Hard work has always defined our nation, fueling our rise as a global economic superpower. The American workforce used to be synonymous with American greatness.
But our workforce was devasted in 2020, when even the casual observer came to understand that the federal government couldn’t pay people to stay idle and out of work forever.
So why are Democrats in Congress so eager to repeat the one of the most glaring pandemic-era policy blunders?
With a breathtaking disregard for lessons learned, Senators John Fetterman (D-Penn.), Elizabeth Warren (D-Mass.), Bernie Sanders (I-Vt.), and others are seeking to expand state-run unemployment insurance programs, transitioning them into something more closely resembling a federally mandated universal basic income scheme than an emergency safety net program.
Their new plan would replace up to 100% of workers’ wages for more than a year. That’s not insurance — that’s a new entitlement paid for by the employers taxed to fund the program.
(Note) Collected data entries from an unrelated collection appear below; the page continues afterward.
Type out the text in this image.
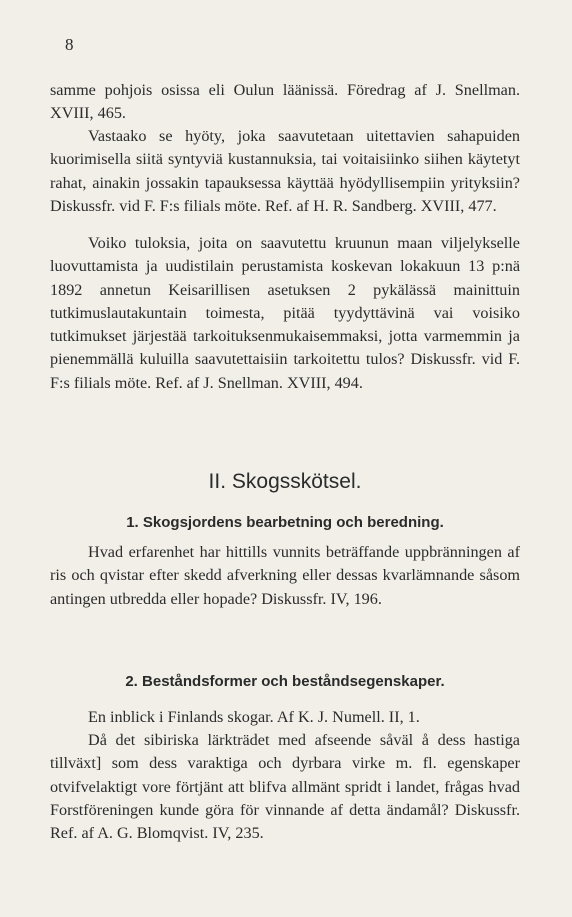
8

samme pohjois osissa eli Oulun läänissä. Föredrag af J. Snellman. XVIII, 465.

Vastaako se hyöty, joka saavutetaan uitettavien sahapuiden kuorimisella siitä syntyviä kustannuksia, tai voitaisiinko siihen käytetyt rahat, ainakin jossakin tapauksessa käyttää hyödyllisempiin yrityksiin? Diskussfr. vid F. F:s filials möte. Ref. af H. R. Sandberg. XVIII, 477.

Voiko tuloksia, joita on saavutettu kruunun maan viljelykselle luovuttamista ja uudistilain perustamista koskevan lokakuun 13 p:nä 1892 annetun Keisarillisen asetuksen 2 pykälässä mainittuin tutkimuslautakuntain toimesta, pitää tyydyttävinä vai voisiko tutkimukset järjestää tarkoituksenmukaisemmaksi, jotta varmemmin ja pienemmällä kuluilla saavutettaisiin tarkoitettu tulos? Diskussfr. vid F. F:s filials möte. Ref. af J. Snellman. XVIII, 494.

II. Skogsskötsel.
1. Skogsjordens bearbetning och beredning.

Hvad erfarenhet har hittills vunnits beträffande uppbränningen af ris och qvistar efter skedd afverkning eller dessas kvarlämnande såsom antingen utbredda eller hopade? Diskussfr. IV, 196.

2. Beståndsformer och beståndsegenskaper.

En inblick i Finlands skogar. Af K. J. Numell. II, 1.

Då det sibiriska lärkträdet med afseende såväl å dess hastiga tillväxt] som dess varaktiga och dyrbara virke m. fl. egenskaper otvifvelaktigt vore förtjänt att blifva allmänt spridt i landet, frågas hvad Forstföreningen kunde göra för vinnande af detta ändamål? Diskussfr. Ref. af A. G. Blomqvist. IV, 235.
Senate Bill 3140, the Unemployment Insurance Modernization and Recession Readiness Act, could be forgiven as merely naïve if it hadn’t arrived so soon after pandemic policies cost taxpayers billions of dollars and encouraged millions of able-bodied Americans to exit the workforce even as employers struggled to find workers.
With the COVID experience so recent, the senators’ plan is a deliberate attempt to sabotage the moral and economic dignity afforded by a job. It represents a final neutralizing of the once-great American work ethic and, with it, the civic virtues of independence, individual responsibility, and self-government.
It’s clear that big-government types like Sanders and Warren find work antithetical to their aims of cradle-to-grave dependency. They’ve been trying to mainstream socialism for decades. Now they’ve turned their sights on the worker safety net program as a vehicle to destroy work itself.
Unemployment insurance has always been about providing limited, temporary assistance to workers who lose a job through no fault of their own. Funded by employer taxes, the largely state-run program has served as a rapid on-ramp to the workforce, ensuring the unemployed have some immediate support as they look for their next job.
The arrangement has worked well, allowing states to devise innovations that result in higher rates of re-employment, shorter periods of unemployment, and lower taxes on employers. But all of that would change under this new proposal.
In place of state innovation would come federal standardization — and not in a good way, either.
In 2020, Democrats pushed successfully for an expansion of unemployment benefits as part of federal pandemic relief spending. Stopping just short of a federal takeover of the unemployment program, Congress increased weekly benefit levels up to $600 per week above existing limits, expanded benefits to individuals whose employers (if they had one) did not pay into the program, and paid benefits for more than a year and a half.
The results were disastrous.
Billions of additional dollars flooding the system became a magnet for fraudsters. The Department of Labor’s inspector general estimates at least $35 billion in unemployment benefits was lost to fraud. State programs took a hit as well, losing more than $12 billion to fraudulent and ineligible claims.
Perhaps worst of all, the fact that an unemployment claimant could replace most — if not all — of his income by remaining unemployed slowed the pace of the post-pandemic recovery. While tens of millions of hardworking Americans returned to work as quickly as possible, millions of others stayed on unemployment. It wasn’t until a year after the federal benefit expansion ended that U.S. employment returned to its pre-pandemic level.
So what do Democrats want to do now? Their new bill would force states to pay unemployment claims for up to six months and make an additional federally funded year of benefits available after that. Those benefits would be expensive, replacing 75% of a worker’s salary at minimum. But under certain circumstances, a worker could receive up to 100% of his former wages.
And, naturally, labor unions and nongovernmental organizations are thrilled at the prospect of compelling employers to pay striking workers — an idea so ludicrous that even California Governor Gavin Newsom vetoed a similar proposal in the Golden State.
Substituting government dependency for the dignity and upward mobility work provides is not a formula for American prosperity and success. For American greatness to endure, let’s hope Congress never takes this plan seriously.